Like many others I have been drawn in by the appeal of websockets and their use in (near) real-time communication. As such one of my current projects uses Node.js and websockets (via socket.io). To maximize compatibility, I would, of course, like my Node.js site to run on port 80. My server, however, is not used exclusively for this project – it also has traditional PHP/MySQL sites running on it. Which brings me to my problem:
My current setup has Varnish as a caching layer – to cache the dynamic PHP scripts – and Nginx as a webserver. Together, these have excellent performance. My objective, in adding in Node.js is to have it running behind both of these. Varnish binds to port 80 and provides the publicly accessible interface to all sites on the server – this will allow me to cache dynamically generated content from Node.js as well as the content that is currently cached. Nginx will serve my static content – from some brief tests, it appears to far outperform Node.js in this area. Finally, any requests for dynamic content or websockets will be handled by Node.js.

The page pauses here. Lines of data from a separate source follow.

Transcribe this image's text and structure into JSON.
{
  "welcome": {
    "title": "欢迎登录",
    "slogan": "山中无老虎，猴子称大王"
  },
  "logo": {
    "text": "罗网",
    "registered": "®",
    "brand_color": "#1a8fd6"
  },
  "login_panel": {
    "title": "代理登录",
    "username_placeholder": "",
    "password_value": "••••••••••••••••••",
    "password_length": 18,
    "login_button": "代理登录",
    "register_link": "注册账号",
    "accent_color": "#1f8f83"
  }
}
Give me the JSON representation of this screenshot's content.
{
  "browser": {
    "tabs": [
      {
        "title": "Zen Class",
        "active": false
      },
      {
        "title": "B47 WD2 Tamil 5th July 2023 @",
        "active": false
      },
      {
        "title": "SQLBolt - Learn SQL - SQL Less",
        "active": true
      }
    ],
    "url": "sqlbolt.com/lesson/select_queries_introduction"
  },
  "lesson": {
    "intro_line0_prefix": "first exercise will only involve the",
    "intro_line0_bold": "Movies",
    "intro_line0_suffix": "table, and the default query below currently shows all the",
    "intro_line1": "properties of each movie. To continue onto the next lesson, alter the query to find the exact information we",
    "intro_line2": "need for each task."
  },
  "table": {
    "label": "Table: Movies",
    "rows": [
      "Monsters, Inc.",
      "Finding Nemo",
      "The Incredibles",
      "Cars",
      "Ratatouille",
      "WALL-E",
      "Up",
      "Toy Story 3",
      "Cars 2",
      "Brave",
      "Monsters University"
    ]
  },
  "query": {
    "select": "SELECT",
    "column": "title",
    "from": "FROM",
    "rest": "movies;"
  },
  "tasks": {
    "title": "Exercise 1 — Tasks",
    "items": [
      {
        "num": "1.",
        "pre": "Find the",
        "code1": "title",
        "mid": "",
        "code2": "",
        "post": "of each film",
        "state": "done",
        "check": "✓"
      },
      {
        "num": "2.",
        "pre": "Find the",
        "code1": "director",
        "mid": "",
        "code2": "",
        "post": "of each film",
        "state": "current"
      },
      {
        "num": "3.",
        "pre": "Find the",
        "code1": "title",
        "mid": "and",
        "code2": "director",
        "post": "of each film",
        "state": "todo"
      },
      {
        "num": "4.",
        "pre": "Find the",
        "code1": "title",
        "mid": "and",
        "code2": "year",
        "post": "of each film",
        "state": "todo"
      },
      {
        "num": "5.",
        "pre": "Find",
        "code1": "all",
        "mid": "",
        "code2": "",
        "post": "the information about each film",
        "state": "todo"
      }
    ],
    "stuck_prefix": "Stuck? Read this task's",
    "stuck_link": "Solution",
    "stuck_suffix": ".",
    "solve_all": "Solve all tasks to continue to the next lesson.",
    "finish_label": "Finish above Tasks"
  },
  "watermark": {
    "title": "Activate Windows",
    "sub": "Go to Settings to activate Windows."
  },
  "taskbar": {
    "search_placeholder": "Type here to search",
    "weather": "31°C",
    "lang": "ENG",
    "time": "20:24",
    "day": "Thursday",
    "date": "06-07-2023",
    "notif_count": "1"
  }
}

As is good practice, static content will be served from a separate subdomain, but I would like all remaining content (including the websockets) to be served from the main domain. The rest of this article outlines the configurations I have in place to attain the above.
To recap, the objectives are:
- Have a single public port for both websocket and ‘regular’ data
- Be able to optionally cache some resources using Varnish
- Serve (uncached) static assets directly from nginx (which may be then be cached by Varnish)
- Pass requests for ‘web pages’ to nginx, and from their proxy to Node.js
- Pass websocket requests directly (from Varnish) to Node.js (bypassing nginx).
My server stack is
- Varnish (v3.0.2) – port 80
- Nginx (v1.0.14) – port 81
- Node.js (v0.6.13) – port 1337
- Socket.io (v0.9.2)
- Express (v2.5.8)
- Operating system is Amazon’s Linux (v2011.09)
- Also tested on CentOS (v6.2)
Varnish
Below is an edited version of my /etc/varnish/default.vcl. Some customizations and parts irrelevant to the topic at hand have been edited out.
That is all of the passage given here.